The next time I had treatment (2 weeks later as there was a week off in between) I again got a fever. I did not call Smilow. I was a bad girl. I just really, really didn’t want to be admitted to the hospital again. I monitored the fever, it went as high as 102.8°. But then it did come down and I was fever-free by morning. I “told on” myself at my next appointment and was advised that I really needed to call, which I agreed I would. That night (after treatment that day), again, I got chills, and again the fever went over 100.4°. I called right away. My APRN, Alfredo called me back. I told him I really didn’t want to be admitted, but I would come in for all the cultures, swabs, etc. He checked the ECC and they were full with no beds. He agreed that I could stay home and call him in the morning, and not take any Tylenol the following day so we could make sure the fever was gone. And it was. I continue to get a fever the night of the day of treatment, apparently it is just part of my body’s response to the Krypolis.

The Future

I’ll continue with this treatment. I’ll remain immunocompromised in the middle of a global pandemic. I closely watch our local state COVID-19 numbers, and the trend is not great. It is going to be a long winter. If I am playing the “pollyanna glad game”, quarantine during the pandemic does allow me to rest without pushing myself to engage in fun, active social activities, it’s the perfect excuse to lay on the couch after a long day of work.

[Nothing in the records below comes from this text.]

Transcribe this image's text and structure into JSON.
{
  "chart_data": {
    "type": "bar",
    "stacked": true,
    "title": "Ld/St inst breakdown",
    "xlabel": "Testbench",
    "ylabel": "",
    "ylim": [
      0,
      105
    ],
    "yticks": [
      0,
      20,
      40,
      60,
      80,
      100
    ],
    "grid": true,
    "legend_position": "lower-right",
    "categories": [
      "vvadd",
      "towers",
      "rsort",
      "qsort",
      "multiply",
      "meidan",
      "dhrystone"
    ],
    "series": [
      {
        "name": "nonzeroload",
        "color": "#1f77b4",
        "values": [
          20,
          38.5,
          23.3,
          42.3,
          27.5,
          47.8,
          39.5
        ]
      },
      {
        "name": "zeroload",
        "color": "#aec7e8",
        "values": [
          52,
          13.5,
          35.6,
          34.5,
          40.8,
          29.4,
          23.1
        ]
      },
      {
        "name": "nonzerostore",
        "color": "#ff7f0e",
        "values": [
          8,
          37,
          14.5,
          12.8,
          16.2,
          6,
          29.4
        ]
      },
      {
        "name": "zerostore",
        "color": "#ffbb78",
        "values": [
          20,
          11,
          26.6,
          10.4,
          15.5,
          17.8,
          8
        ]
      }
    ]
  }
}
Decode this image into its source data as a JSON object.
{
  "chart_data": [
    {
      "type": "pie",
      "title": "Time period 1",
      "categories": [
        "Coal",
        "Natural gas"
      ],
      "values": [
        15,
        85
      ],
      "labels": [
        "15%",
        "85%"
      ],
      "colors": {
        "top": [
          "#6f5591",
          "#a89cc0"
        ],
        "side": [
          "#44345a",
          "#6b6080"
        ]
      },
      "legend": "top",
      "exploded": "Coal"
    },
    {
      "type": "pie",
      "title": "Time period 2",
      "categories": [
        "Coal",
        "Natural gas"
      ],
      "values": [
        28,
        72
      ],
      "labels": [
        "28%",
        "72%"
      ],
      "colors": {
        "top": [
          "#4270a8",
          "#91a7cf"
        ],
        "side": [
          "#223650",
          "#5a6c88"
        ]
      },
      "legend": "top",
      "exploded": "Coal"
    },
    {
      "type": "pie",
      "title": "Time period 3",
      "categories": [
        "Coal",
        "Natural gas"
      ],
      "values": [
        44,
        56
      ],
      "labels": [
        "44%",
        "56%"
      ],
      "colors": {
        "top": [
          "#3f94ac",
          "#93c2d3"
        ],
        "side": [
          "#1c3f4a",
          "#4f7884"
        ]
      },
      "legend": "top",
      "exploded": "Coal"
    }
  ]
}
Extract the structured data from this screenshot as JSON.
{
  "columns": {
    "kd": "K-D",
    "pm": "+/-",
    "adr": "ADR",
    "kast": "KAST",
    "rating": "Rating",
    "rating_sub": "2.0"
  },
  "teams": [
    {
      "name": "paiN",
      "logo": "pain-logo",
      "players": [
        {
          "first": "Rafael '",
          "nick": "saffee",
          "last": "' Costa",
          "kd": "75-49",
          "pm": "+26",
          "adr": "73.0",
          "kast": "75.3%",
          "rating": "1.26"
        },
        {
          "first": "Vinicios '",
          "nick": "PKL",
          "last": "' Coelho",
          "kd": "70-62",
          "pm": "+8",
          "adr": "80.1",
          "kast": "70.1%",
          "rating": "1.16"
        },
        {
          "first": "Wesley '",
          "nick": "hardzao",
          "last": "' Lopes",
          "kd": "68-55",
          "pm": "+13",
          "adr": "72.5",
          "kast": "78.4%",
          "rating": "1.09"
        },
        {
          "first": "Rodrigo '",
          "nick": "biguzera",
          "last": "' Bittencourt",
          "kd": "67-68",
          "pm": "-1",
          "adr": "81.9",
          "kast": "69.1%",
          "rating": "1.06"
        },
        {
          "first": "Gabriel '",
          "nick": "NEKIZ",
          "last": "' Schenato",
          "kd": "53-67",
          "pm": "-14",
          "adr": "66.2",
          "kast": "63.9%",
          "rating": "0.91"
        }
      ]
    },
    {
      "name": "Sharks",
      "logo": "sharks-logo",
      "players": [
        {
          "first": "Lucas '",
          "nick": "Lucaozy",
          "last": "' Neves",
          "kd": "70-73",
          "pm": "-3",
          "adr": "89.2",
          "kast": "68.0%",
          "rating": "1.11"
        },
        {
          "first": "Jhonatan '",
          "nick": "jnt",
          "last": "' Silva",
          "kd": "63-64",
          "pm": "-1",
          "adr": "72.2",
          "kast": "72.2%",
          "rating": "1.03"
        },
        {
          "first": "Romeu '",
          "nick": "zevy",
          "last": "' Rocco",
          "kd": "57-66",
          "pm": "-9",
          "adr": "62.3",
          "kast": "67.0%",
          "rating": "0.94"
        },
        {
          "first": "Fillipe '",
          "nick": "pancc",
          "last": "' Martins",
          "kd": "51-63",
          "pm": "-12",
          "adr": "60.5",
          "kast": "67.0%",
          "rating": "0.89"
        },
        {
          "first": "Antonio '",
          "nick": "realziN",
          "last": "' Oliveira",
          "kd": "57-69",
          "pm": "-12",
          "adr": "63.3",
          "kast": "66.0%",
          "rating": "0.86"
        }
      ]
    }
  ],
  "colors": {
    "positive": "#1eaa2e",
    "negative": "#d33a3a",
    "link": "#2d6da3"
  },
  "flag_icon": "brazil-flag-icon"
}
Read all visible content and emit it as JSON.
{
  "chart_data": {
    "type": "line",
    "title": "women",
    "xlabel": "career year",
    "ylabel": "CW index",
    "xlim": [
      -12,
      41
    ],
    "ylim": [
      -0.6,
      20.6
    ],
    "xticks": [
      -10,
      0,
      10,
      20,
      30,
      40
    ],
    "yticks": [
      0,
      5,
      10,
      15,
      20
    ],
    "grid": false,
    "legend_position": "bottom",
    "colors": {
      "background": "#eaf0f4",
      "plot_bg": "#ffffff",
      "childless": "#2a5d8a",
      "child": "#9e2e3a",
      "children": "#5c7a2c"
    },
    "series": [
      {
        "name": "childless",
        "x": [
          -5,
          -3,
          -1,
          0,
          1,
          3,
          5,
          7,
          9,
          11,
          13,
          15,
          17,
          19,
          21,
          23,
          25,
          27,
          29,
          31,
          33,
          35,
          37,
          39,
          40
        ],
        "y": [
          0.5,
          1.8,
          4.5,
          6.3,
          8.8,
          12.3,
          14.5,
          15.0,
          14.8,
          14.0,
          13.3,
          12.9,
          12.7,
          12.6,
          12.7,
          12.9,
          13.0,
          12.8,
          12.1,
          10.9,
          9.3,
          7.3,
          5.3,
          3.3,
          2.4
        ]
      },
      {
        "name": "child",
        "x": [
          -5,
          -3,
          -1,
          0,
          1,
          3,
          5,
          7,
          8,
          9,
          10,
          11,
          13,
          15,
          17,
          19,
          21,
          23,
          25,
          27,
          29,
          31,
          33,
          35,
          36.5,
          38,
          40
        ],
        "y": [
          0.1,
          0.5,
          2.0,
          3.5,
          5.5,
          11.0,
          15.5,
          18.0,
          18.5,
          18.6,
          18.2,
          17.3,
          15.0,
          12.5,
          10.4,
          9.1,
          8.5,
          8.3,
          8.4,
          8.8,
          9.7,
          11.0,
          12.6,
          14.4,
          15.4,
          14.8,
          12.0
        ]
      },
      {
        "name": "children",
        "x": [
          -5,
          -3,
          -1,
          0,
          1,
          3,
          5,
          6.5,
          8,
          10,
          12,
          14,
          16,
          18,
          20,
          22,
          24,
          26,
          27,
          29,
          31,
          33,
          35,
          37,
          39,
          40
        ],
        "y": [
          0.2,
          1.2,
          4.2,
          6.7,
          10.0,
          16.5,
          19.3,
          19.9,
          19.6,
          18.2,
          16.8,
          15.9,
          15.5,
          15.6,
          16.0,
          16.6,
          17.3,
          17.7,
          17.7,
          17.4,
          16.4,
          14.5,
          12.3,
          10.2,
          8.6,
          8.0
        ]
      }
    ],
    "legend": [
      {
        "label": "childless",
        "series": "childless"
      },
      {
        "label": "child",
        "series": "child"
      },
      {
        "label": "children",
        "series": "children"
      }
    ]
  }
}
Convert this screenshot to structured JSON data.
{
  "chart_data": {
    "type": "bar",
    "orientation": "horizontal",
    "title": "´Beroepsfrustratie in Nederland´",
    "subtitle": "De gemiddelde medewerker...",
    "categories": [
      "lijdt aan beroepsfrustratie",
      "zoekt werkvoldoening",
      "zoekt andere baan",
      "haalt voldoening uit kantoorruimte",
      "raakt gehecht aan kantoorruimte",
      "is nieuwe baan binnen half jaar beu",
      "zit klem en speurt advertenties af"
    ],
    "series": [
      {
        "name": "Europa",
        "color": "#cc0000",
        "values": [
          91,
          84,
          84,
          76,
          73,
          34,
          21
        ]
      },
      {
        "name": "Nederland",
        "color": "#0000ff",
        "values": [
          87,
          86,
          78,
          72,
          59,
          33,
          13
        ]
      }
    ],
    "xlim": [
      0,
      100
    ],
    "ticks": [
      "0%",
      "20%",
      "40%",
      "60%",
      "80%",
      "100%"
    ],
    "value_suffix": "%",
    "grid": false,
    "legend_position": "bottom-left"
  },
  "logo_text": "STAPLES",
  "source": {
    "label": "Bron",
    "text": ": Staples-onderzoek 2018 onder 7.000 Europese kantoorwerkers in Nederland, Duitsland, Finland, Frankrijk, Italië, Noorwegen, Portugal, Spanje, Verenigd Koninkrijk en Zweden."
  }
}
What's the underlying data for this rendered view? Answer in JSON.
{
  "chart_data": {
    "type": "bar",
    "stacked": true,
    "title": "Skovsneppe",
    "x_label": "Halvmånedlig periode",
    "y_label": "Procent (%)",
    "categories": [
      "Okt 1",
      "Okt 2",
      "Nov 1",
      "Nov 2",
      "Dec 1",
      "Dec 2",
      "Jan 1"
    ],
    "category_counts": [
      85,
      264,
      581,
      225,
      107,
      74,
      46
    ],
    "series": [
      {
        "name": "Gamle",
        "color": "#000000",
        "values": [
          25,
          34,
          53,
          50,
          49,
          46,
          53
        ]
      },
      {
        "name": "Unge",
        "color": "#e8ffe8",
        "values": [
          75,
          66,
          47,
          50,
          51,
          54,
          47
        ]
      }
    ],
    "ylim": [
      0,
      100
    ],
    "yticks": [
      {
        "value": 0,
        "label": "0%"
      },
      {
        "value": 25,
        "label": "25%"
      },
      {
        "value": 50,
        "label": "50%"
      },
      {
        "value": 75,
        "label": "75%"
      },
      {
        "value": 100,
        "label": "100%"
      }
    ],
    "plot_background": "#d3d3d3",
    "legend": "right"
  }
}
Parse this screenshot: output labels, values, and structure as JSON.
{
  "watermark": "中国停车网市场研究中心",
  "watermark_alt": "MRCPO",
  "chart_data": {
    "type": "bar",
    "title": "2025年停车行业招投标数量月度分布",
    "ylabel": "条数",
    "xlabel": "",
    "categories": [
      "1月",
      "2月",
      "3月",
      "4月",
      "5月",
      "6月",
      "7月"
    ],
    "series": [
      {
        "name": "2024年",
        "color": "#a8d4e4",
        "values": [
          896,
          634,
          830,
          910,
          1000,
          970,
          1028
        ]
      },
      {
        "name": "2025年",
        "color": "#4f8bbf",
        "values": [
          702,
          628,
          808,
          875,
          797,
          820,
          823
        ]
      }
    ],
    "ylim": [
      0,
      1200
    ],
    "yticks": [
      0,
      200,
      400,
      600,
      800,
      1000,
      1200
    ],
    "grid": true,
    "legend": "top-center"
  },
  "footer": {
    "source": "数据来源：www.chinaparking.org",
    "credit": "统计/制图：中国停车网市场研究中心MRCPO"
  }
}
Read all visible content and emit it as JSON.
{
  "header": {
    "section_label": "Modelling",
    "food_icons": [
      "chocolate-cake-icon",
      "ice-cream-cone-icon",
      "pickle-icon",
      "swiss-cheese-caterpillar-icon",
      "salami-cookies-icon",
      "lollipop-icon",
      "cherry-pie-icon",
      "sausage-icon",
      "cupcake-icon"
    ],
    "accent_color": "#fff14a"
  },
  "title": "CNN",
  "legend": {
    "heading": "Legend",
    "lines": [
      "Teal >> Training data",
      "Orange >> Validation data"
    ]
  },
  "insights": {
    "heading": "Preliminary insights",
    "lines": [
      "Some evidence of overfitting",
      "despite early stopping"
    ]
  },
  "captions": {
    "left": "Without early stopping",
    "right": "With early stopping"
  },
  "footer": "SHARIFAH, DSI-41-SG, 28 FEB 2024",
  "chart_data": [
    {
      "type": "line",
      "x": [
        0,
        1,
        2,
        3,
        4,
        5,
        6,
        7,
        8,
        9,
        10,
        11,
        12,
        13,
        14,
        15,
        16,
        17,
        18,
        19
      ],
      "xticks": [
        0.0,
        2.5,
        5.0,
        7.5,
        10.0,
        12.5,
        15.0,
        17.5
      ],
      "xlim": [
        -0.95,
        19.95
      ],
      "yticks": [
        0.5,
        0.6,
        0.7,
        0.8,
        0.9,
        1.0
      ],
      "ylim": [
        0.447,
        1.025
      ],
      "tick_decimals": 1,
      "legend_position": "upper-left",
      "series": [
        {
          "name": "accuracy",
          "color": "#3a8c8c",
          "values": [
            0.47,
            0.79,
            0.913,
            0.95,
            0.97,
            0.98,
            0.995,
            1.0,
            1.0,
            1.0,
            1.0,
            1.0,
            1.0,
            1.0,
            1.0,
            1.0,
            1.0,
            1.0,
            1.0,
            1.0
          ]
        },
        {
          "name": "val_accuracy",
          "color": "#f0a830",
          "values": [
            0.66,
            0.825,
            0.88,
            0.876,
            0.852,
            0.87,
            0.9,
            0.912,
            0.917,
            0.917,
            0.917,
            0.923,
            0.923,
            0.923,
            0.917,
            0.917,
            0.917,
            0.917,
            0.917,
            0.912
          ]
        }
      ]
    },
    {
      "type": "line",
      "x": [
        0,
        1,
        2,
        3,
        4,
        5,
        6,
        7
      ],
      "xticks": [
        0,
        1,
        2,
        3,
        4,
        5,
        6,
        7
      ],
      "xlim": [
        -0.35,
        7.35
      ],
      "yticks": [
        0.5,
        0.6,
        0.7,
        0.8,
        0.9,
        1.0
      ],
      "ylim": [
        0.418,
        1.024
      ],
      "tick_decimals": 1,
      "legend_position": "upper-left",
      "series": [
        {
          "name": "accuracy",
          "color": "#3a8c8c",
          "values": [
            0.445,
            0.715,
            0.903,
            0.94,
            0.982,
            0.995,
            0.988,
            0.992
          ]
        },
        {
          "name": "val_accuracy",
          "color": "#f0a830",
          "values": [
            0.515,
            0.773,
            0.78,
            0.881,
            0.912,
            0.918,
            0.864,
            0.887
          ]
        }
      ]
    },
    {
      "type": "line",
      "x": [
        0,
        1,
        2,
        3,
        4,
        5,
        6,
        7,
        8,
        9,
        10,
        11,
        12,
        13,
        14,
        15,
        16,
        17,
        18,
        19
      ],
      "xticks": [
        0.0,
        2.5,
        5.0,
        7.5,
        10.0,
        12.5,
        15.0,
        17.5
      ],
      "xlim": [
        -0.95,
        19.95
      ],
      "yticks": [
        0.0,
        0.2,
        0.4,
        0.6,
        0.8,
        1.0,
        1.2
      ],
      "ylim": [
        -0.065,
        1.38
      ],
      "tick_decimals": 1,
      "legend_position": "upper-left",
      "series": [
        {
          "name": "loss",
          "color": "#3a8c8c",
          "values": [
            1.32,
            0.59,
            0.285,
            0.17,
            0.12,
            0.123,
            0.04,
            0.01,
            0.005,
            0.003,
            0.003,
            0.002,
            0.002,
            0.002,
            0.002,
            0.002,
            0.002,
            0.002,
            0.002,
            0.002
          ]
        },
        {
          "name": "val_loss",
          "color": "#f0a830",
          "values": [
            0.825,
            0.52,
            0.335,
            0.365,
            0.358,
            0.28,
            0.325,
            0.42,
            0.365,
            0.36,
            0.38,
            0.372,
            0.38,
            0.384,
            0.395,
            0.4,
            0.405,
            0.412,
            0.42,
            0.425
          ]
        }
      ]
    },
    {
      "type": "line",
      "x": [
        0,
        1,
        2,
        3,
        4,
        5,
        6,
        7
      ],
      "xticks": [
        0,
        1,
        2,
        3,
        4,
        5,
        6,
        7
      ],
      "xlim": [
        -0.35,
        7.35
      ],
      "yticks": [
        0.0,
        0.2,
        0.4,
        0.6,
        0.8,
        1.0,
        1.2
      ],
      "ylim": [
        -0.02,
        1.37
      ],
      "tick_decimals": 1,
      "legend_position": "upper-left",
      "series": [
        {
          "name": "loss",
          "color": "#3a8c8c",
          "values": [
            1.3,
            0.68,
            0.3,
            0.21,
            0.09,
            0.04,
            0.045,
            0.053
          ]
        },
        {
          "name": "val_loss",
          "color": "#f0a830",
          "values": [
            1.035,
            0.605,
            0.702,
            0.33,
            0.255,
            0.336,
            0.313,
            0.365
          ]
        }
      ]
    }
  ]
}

I don’t actually know what the “plan” is. I go to Dana Farber in person for the first time in a long time on November 19th. Dr. Munshi (who is the myeloma leader for the CAR-T Cell Therapy program at Dana Farber) has put me on the list for their CAR-T cell therapy, it is still a trial but he expects approval around the end of the year. If I relapse again, that seems to be the next step, possibly with DCEP therapy (had DCEP pre stem cell treatment) prior to the CAR-T cell therapy, because my myeloma is a tough mother-fucker. But you know what, so am I.